2007 Jaguar XK

Jaguars were always chockablock with gauges-panels of toggles and big black dials that deliberately led one to imagine that one was firing up an Avro Lancaster for a midnight bombing raid. With just a speedo, a tach, and a fuel gauge, the 2007 XK runs contra to this tradition of more instruments, not fewer, each one capable of relaying the information that all is well along with all of the minute and drastic variations thereof, any one of which may indicate at any time that all is less than well, and indeed that a crash landing might be in one's near future. Today, idiot lights handle the chores, and when they go off-should they go off, which is statistically less likely than in the past-it will usually be too late.

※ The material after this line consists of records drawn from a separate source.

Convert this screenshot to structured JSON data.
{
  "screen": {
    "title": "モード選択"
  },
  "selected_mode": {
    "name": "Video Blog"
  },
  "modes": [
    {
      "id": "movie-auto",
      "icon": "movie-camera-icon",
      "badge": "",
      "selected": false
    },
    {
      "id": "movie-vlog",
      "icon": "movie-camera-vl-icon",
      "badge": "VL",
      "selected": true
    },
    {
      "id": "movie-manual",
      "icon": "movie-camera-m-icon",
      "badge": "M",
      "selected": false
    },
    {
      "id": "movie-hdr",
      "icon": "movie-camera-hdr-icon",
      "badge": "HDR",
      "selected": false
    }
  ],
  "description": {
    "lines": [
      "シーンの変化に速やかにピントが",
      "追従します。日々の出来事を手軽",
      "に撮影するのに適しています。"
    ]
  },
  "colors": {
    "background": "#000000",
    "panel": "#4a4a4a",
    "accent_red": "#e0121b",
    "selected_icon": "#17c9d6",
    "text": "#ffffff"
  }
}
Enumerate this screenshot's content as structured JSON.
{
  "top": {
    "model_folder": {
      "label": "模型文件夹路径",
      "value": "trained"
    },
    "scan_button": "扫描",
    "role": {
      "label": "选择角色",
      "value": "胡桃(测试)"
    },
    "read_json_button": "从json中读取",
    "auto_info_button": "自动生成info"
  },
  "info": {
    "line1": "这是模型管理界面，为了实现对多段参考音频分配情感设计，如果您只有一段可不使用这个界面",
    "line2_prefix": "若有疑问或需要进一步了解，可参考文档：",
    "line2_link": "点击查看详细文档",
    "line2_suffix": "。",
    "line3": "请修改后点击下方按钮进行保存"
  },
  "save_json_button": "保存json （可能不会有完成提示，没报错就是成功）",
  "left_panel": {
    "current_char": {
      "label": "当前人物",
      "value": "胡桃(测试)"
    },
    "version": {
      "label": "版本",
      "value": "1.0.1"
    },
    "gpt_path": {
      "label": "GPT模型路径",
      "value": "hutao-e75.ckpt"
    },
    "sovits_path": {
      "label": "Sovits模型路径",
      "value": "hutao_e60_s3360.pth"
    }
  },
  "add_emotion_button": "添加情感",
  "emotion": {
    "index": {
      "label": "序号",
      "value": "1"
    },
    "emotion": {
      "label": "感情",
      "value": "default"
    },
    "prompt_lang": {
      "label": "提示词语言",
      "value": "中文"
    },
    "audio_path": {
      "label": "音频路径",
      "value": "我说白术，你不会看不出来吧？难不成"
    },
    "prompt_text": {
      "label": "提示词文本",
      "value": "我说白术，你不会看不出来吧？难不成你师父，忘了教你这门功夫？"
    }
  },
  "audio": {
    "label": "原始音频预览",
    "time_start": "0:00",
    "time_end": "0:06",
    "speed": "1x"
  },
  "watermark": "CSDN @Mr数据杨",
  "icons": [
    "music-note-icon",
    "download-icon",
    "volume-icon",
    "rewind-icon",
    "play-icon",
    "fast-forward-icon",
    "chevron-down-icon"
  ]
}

Car manufacturing is a different ballgame than it used to be. Many companies share suppliers, drawing from the same palettes of components and add-on gizmos of the electric and chip-driven variety. Jaguar has availed itself liberally of the good stuff that's out there-touch-screen controls and onboard data center, adaptive cruise control, parking sensors, automatic lights (with bixenon, optionally active headlamps) and wipers. But this time it has demanded higher quality. So while one's natural knee-jerk inclination would be to doubt the reliability and worthiness of the equipment like anything else British and electrical, we come away from our two days with the XK convinced that a conscious effort was made to get them right.

They are not unlike the XK convertible's roof, which takes but eighteen seconds to raise or lower and fits neatly under a hinged aluminum lid. This sleek metal tonneau relegates the old folded top's vision-cheating bustle to memory. It is better trimmed on the inside, triple-layered, quieter, and altogether more luxurious. When lowered, wind noise is less intrusive, with a noticeable reduction in buffeting. Where conversation pretty much hit the wall in the old car at 80 mph, I was able to bore my passenger at speeds well over 100 mph without raising my voice.

Jaguar defends its decision to forego a metal folding roof by noting that such a device would add weight and complexity while eliminating what is already minimal luggage space (although the coupe's trunk is reasonable) and, heaven forfend, the plus-two rear seating. Meaning you'd have to leave your dead or sedated friends and relations at home.

The hefty handbrake pull, another Jaguar signifier of half a century's duration, is no more. In its place, a discreet, electronically actuated chrome lever on the console. A parking brake, yes, but a brake that can no longer be utilized in emergencies or car-control exercises. While you can't help out by tugging on the handbrake, times being what they are, all four brakes will work for you under the guidance of a computer to provide helpful things such as four-channel ABS, traction control, and stability control. A sportier DSC setting may be selected by he-man drivers to permit more sideways slip before the nanny starts driving for you.